I risultati dello studio possono essere limitati agli studenti e ai medici nel contesto geografico dell'Australia occidentale (WA), poiché altre aree globali possono avere approcci educativi o linee guida diversi per ottenere risultati simili. Inoltre, i risultati dello studio potrebbero essere parzialmente distorti, poiché i partecipanti erano studenti appassionati e hanno scelto deliberatamente (auto-iscrivendosi volontariamente) di partecipare al workshop, il che potrebbe aver contribuito a un risultato di apprendimento positivo. Sono necessari studi di ricerca futuri per valutare se i workshop con una durata più lunga (uno o più giorni interi) forniscono migliori risultati di apprendimento. Potrebbe anche essere di particolare interesse indagare quali elementi dell'insegnamento nei workshop USGPIVC sono fondamentali per raggiungere i risultati di apprendimento desiderati. Inoltre, sono necessarie ulteriori ricerche per rivelare l'atteggiamento dei medici senior nei confronti dell'adozione di nuovi approcci di accesso vascolare come attraverso USGIPVC, poiché in questo studio hanno partecipato solo i medici junior (auto-iscritti) e nessun medico senior si è auto-iscritto. Ciò si è verificato perché i medici senior hanno già competenze in USGC? O i medici senior non hanno bisogno di questo compito nella loro pratica quotidiana? L'approccio di incannulamento dei punti di riferimento è più comune nei medici senior e hanno sempre successo con questo approccio grazie alla loro esperienza clinica a lungo termine? Inoltre, può essere rilevante comprendere e approfondire le opinioni e le considerazioni critiche dei medici su come possono determinare e scegliere la cannula PIVC più adeguata e appropriata per un singolo paziente dopo aver osservato le condizioni vascolari di un individuo utilizzando POCUS, in combinazione con gli interventi terapeutici richiesti o pianificati come i farmaci endovenosi richiesti o quantità minori o maggiori di liquidi per via endovenosa (cannule di dimensioni maggiori per volumi maggiori di fluidi).

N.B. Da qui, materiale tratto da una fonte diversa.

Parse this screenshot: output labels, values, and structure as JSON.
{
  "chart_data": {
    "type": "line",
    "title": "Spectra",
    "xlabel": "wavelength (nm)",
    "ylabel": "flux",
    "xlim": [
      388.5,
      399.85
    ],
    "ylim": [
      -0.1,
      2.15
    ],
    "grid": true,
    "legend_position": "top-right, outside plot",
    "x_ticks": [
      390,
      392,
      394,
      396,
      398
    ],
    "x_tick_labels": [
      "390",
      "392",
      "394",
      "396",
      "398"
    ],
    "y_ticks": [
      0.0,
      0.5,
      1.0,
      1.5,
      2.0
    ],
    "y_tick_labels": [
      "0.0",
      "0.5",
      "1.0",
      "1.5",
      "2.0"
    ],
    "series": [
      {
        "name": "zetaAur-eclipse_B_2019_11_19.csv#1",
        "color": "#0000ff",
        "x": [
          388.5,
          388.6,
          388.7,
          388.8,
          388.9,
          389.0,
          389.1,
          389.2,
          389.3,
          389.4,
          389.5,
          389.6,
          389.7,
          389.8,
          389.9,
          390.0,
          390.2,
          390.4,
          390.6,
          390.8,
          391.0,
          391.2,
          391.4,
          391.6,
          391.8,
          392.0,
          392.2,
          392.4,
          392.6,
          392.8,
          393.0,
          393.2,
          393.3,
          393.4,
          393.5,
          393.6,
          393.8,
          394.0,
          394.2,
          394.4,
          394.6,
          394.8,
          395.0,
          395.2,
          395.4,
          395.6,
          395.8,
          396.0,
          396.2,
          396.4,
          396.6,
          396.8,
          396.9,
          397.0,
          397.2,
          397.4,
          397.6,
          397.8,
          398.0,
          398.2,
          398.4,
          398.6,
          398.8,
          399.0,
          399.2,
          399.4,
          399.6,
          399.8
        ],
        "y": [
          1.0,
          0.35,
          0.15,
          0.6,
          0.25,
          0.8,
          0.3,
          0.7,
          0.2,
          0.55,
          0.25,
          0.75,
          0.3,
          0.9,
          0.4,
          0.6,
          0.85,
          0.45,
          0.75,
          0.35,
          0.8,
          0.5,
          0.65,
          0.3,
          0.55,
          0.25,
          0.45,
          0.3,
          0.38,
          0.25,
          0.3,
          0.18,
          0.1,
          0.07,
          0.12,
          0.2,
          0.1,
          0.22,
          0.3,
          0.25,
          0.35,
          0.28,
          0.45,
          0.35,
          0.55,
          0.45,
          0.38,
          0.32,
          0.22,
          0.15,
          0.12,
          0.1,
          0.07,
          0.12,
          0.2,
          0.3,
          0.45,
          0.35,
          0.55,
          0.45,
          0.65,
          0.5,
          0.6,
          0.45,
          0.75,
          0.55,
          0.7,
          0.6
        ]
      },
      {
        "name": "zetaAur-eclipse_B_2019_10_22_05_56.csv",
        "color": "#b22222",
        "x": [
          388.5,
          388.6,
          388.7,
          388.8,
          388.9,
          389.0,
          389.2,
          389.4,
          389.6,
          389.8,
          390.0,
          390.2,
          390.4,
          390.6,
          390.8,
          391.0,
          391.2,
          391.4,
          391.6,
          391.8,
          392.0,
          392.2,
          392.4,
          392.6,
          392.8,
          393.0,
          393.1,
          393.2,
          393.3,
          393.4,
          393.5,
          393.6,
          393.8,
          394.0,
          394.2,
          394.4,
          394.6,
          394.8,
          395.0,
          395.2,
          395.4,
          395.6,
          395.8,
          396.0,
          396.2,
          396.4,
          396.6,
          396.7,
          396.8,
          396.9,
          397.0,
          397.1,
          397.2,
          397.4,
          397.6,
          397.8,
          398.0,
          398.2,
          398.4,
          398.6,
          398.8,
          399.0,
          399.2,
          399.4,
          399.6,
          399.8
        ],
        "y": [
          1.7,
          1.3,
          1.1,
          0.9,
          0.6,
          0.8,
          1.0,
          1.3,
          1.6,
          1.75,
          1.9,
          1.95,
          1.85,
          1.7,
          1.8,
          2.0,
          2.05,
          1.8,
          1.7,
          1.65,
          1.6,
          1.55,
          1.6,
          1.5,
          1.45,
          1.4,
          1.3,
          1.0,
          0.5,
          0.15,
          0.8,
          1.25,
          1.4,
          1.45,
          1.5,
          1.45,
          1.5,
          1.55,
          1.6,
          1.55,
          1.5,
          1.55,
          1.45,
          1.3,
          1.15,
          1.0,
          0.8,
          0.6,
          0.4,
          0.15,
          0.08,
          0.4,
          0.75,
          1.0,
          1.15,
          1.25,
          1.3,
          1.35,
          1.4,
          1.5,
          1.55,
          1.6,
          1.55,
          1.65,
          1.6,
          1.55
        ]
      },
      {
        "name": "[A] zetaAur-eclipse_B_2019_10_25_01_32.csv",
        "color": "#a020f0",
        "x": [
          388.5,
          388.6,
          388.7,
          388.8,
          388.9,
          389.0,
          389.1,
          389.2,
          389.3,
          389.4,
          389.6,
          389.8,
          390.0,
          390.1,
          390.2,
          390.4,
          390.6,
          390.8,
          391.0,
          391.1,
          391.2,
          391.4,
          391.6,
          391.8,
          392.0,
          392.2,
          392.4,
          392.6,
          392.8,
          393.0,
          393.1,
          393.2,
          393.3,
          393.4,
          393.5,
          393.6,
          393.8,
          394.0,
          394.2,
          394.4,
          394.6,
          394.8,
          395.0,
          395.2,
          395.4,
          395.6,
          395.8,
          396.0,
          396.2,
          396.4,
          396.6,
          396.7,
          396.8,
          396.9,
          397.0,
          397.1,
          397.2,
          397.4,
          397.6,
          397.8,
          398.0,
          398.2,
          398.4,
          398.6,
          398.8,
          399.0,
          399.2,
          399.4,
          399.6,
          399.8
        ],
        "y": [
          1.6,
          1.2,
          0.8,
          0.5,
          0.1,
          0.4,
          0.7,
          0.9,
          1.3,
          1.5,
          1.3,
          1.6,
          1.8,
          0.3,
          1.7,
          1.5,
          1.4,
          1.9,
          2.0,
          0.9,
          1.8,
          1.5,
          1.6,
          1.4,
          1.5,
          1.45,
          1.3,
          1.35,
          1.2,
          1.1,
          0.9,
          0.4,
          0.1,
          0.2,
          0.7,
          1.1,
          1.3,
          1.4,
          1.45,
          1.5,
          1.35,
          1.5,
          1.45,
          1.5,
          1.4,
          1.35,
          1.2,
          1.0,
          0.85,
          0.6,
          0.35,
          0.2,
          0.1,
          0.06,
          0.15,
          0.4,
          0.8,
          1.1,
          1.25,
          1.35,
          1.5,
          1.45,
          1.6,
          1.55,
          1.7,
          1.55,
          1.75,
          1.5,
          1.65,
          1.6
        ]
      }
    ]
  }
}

Un approccio didattico simulativo che combina la pratica dell'incannulamento con l'istruzione dell'ecografia point-of-care (POCUS) ha migliorato i livelli di abilità dei partecipanti per tutta la durata del workshop e ha mantenuto i miglioramenti in seguito, come dimostrato da questo studio. Alcuni partecipanti sono stati in grado di applicare questa abilità successivamente nel loro contesto clinico. Questa attività educativa potrebbe potenzialmente promuovere l'adozione di questo nuovo approccio da parte dei medici quando i pazienti presentano condizioni di accesso endovenoso difficile (DIVA), poiché alcuni partecipanti al workshop potrebbero essere inclini a condividere le loro esperienze positive con i colleghi. La significativa rappresentanza di medici in formazione, che comprende la metà di tutti i partecipanti, sottolinea l'evidente necessità di una formazione avanzata in scenari in cui gli operatori sanitari in prima linea incontrano condizioni DIVA mentre forniscono assistenza ai pazienti. Inoltre, la creazione e l'integrazione di linee guida cliniche basate sull'evidenza specifiche per l'uso di POCUS per l'accesso vascolare sarebbero estremamente vantaggiose. Combinando percorsi di competenza e linee guida cliniche, le istituzioni sanitarie possono promuovere una cultura dell'eccellenza, della sicurezza del paziente e di risultati migliori quando impiegano POCUS per le procedure di accesso vascolare.